Which makes sense. You don’t want to have your stash all in one place, especially when you’re the delivery man. You’ve always got to have a few local places you can go and pick up a little extra if business is booming. Earl isn’t the sort of guy to hold out on that, he knows I’m no police, and I’m not out to steal anything, so he’s probably telling the truth. The whole truth? Probably not.
“You seen him lately?”
“Last Tuesday he was in here picking up a few items he had pawned a month or so ago. I seem to recall he was very much in a hurry, and chose to take all of his belongings back quite suddenly. He loaded it into his caravan and drove off into the sunset without so much as a thank you or a how-do-you-do.”
“So just about a week ago.”
“As it is now Wodin’s Day, yes, that would be accurate.”
I bite back a retort. I can’t give him that satisfaction, otherwise I’ll be in a bad mood all day. I gather up my pictures and stick them back in my pocket. I know that I’m only gonna get one question here, and the favor I’m cashing in is not that big. I have to use it like a chess piece.
“You know how I could get in touch with his boss?”
“That’s funny, Robert. Quite funny.”
“What’s that supposed to mean?” I’m losing my temper now.
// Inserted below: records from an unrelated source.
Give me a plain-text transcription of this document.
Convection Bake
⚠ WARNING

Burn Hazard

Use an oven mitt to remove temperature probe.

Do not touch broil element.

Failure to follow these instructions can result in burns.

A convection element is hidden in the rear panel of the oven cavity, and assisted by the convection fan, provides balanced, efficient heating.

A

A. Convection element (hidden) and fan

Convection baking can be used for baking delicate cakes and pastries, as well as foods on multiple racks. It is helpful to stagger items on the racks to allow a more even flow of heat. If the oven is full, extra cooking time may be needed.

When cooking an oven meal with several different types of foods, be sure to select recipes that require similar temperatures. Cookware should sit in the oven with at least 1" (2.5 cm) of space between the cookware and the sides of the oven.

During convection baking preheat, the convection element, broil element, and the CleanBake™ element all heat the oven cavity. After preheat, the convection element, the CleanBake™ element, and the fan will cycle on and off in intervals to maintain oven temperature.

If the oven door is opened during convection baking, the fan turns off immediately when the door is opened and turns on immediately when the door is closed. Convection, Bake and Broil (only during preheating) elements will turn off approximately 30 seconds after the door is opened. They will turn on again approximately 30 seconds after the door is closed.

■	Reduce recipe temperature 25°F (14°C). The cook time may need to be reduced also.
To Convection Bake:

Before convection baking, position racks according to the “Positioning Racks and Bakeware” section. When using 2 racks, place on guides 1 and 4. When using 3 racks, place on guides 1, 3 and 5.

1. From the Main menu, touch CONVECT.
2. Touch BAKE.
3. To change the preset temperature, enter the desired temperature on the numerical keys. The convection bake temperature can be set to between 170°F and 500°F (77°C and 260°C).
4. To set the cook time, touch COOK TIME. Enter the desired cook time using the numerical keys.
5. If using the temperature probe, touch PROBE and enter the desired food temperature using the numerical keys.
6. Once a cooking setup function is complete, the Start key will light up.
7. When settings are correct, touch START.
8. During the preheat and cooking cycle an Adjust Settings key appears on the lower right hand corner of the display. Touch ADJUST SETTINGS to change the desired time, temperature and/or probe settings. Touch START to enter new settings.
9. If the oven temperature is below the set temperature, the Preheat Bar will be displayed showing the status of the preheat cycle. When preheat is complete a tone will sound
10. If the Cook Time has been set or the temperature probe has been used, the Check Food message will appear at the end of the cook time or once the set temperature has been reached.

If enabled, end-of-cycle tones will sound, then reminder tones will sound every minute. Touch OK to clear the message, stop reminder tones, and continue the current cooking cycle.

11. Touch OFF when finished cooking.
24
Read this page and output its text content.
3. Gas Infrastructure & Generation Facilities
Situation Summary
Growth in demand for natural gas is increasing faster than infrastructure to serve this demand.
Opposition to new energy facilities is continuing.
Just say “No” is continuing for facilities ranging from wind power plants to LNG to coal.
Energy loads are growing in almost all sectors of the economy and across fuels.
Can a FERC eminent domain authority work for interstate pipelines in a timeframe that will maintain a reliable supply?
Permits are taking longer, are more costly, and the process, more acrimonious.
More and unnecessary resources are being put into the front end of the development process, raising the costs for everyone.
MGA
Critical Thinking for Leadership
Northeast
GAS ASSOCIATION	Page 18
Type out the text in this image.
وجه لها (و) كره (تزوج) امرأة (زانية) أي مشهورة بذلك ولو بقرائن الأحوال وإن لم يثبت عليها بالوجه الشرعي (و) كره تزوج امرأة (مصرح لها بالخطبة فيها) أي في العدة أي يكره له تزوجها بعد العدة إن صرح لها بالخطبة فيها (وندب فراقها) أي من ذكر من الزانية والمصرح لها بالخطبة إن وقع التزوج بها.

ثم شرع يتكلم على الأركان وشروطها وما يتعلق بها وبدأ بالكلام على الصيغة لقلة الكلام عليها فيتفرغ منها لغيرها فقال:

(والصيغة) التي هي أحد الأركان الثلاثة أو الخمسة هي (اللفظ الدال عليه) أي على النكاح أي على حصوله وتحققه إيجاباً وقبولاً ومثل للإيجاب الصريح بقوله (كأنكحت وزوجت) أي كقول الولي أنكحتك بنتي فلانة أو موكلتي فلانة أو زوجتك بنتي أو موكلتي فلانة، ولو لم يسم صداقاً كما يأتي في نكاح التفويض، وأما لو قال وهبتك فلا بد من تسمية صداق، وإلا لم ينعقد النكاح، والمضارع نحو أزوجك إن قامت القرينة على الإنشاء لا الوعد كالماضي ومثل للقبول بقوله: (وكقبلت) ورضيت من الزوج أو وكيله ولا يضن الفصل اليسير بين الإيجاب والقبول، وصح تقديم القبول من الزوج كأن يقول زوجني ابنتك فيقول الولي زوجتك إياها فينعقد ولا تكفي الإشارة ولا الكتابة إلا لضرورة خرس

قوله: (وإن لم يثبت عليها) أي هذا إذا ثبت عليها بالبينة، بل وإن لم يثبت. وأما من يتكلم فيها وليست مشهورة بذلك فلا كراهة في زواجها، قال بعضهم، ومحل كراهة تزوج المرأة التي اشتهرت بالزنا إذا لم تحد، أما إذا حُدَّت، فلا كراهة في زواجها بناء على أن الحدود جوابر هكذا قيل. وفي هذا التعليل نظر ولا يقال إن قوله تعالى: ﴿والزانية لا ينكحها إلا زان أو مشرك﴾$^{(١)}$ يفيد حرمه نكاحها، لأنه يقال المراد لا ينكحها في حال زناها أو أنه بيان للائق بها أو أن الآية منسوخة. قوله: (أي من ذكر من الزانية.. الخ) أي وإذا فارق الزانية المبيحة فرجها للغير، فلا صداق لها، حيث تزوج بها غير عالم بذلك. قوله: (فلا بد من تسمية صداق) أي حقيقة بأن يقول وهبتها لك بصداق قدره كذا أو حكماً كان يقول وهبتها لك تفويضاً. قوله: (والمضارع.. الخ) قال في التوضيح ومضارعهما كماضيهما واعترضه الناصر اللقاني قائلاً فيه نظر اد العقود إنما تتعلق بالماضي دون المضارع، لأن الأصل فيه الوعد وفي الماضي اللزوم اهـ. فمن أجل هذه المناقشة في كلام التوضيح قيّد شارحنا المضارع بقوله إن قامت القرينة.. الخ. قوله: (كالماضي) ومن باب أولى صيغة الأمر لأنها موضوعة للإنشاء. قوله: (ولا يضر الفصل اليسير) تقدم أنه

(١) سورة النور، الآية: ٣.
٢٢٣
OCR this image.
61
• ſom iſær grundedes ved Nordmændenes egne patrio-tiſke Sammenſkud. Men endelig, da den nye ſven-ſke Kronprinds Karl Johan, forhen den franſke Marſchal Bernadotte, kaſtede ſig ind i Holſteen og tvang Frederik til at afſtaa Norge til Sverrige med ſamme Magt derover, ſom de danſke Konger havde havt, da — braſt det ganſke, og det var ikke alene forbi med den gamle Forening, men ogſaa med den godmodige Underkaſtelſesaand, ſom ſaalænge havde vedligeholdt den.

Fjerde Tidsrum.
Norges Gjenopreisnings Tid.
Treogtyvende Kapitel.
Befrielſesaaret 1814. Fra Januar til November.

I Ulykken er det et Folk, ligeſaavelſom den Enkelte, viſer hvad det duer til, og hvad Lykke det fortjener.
The gun won’t work this time, Earl will just pull the trigger on the sawed off under the case and before I can even get this gun out of my pocket, I’ll be trying to plug the buckshot holes in my legs and waiting for the ambulance while he quietly chuckles and drinks his soda.
“Why, his boss was just in here yesterday morning, bright and early, asking how a person could get in touch with you.”
“Wait, wait… What did this guy look like?”
“I am not at liberty to talk about my other business partners, but I will tell you that he told me to give you a message when I saw you next.”
And what was that message?
“‘You have one week.’ He seemed quite insistent. I will not go into details, but if you owe this man something you should pay it. He is not the type to extend credit nor renegotiate terms.”
A drop of sweat drips into my asscrack and I can feel the inverted triangle of sweat slicking my shirt to my shoulders. I start back toward the door, glaring at Earl’s beatific, gigantic baby face as he eyeballs me like a particularly interesting insect. I’m getting nothing out of this one, looks like.
“Is that not the answer you wanted to hear, Robert?” a chuckle and the groan of metal as he gets up to wander over to his drink.
I put my hand on the pushbar and turn around. Distracted.
“Your aunt is a good friend of mine, Robert. She is a good woman and she would be most despondent for some reason if you were to get yourself killed.”
“Thanks, yeah Earl, that’s great, that makes me feel much better.”
I punch the door and I’m halfway out the door when he clears his throat. I pause.
“You should go talk to her.”
“Thanks for the advice, fat man.”
“No, no, I honestly believe you should go talk to her about your situation.”
He must have sensed my anger peaking because I didn’t have to prompt him again.
“Ricky’s wife is in the choir at our church.”
The door is jingling behind me as I turn to head for the house, and I hear Earl say “And now YOU owe ME one, dear boy.”